Mon adolescent se scarifie : comprendre ce geste et ne pas rester seul

Pour de nombreux parents, la découverte de scarifications chez leur enfant est un moment de choc et de désarroi profond.
Parfois, tout commence par un détail.
Un adolescent qui porte des manches longues même en été.
Un enfant qui refuse qu’on entre dans la salle de bain (certains se scarifient le ventre pour que cela ne se voit pas).
Ou qui détourne brusquement son bras lorsqu’un parent s’en approche.
Puis un jour, les parents aperçoivent des marques sur la peau.
Et la question surgit immédiatement :
Pourquoi ?
Quand la souffrance ne trouve pas de mots
Julie a 15 ans.
Depuis plusieurs mois, ses parents ont remarqué qu’elle s’isolait davantage.
Elle passe plus de temps dans sa chambre, parle moins et semble souvent fatiguée.
Un soir, sa mère aperçoit des petites cicatrices fines sur son avant-bras.
Lorsque la question est posée, Julie répond simplement :
« Ce n’est rien. »
Comme beaucoup d’adolescents, Julie ne sait pas comment exprimer ce qu’elle ressent.
La scarification devient parfois une manière de faire sortir une douleur intérieure qui n’arrive pas à se dire autrement.
Un geste souvent mal compris
Les scarifications ne signifient pas que l’adolescent souhaite mourir.
Dans la plupart des cas, il s’agit plutôt d’un moyen de gérer une souffrance émotionnelle intense.
Certains adolescents décrivent ce geste comme une façon de :
- faire sortir une tension intérieure
- calmer une anxiété envahissante
- reprendre un sentiment de contrôle
- transformer une douleur invisible en douleur physique.
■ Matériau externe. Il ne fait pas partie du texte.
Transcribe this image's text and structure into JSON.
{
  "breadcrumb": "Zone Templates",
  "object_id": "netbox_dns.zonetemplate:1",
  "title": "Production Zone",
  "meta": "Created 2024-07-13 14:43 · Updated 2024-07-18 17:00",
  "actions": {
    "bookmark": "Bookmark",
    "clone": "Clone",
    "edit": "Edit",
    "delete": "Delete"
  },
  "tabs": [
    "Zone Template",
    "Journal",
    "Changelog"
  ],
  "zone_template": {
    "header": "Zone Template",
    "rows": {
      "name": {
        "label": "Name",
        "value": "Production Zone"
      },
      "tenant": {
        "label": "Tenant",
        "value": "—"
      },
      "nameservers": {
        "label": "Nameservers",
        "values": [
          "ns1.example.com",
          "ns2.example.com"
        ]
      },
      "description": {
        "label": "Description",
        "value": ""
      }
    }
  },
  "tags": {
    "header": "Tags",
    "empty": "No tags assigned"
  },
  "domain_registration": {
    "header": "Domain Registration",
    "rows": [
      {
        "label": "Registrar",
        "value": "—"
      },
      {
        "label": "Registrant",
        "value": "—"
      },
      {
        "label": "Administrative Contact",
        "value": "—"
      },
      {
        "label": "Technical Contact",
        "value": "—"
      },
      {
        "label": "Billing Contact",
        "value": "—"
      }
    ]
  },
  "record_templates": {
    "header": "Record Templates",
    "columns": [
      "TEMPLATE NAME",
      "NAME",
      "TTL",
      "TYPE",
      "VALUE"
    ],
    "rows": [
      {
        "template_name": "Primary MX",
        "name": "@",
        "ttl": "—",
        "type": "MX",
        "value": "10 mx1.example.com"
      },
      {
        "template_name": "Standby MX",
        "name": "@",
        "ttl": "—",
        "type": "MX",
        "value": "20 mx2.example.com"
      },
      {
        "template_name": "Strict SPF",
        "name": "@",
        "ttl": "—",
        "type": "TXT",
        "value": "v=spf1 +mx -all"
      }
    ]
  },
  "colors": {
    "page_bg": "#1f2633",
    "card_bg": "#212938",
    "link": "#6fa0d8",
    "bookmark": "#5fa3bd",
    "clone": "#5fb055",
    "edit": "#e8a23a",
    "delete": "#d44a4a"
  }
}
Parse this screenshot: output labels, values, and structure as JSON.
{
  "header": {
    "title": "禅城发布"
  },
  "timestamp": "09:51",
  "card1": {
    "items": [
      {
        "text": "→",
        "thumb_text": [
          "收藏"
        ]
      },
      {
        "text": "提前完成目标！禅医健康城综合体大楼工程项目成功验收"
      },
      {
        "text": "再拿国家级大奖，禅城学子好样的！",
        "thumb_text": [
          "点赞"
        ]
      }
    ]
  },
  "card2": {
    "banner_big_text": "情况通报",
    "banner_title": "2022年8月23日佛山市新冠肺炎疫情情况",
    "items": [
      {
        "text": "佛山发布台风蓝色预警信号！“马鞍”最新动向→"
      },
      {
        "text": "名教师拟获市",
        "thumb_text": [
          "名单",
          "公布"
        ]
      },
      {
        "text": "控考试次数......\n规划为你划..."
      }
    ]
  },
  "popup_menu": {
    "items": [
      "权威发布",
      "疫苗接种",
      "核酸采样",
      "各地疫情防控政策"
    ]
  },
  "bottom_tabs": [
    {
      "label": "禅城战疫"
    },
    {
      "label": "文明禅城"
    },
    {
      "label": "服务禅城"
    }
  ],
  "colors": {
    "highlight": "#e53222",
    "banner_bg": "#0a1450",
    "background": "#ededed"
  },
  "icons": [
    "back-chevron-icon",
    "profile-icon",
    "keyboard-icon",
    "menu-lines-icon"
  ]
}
Même si ce geste peut inquiéter profondément les parents, il est important de comprendre qu’il s’agit souvent d’un appel à l’aide silencieux.
Le désarroi des parents
Face à ces situations, les parents ressentent souvent :
- de la peur
- de la culpabilité
- de l’incompréhension
- la sensation d’avoir « raté quelque chose ».
Beaucoup se demandent :
- Comment ai-je pu ne pas le voir ?
- Qu’est-ce qui lui fait autant de mal ?
- Comment l’aider ?
Ces réactions sont naturelles.
Mais il est important de rappeler que l’adolescence est une période de grande vulnérabilité émotionnelle, et que certains adolescents ont simplement besoin d’aide pour traverser cette période.
L’importance d’un accompagnement
Lorsqu’un adolescent se scarifie, il est souvent essentiel qu’il puisse être entendu sans jugement.
Un accompagnement extérieur peut lui permettre de :
- comprendre ce qui se passe en lui
- exprimer des émotions difficiles
- trouver d’autres moyens de gérer l’anxiété ou la souffrance
- retrouver progressivement confiance et sécurité intérieure.
Certaines approches comme l’hypnose ou l’EMDR peuvent aider l’adolescent à apaiser certaines tensions émotionnelles et à retraiter des expériences difficiles.
Un espace pour parler et se reconstruire
Dans mon cabinet à Villeneuve-lès-Avignon (Grand Avignon), j’accompagne des adolescents confrontés à l’anxiété, au mal-être ou à des périodes de grande fragilité.
Chaque situation est différente.
L’objectif est avant tout d’offrir à l’adolescent un espace d’écoute, sécurisé et respectueux, où il peut avancer à son rythme.
Pour les parents, il est également important de ne pas rester seuls face à ces situations.
Un accompagnement peut permettre à la famille de retrouver progressivement apaisement et compréhension.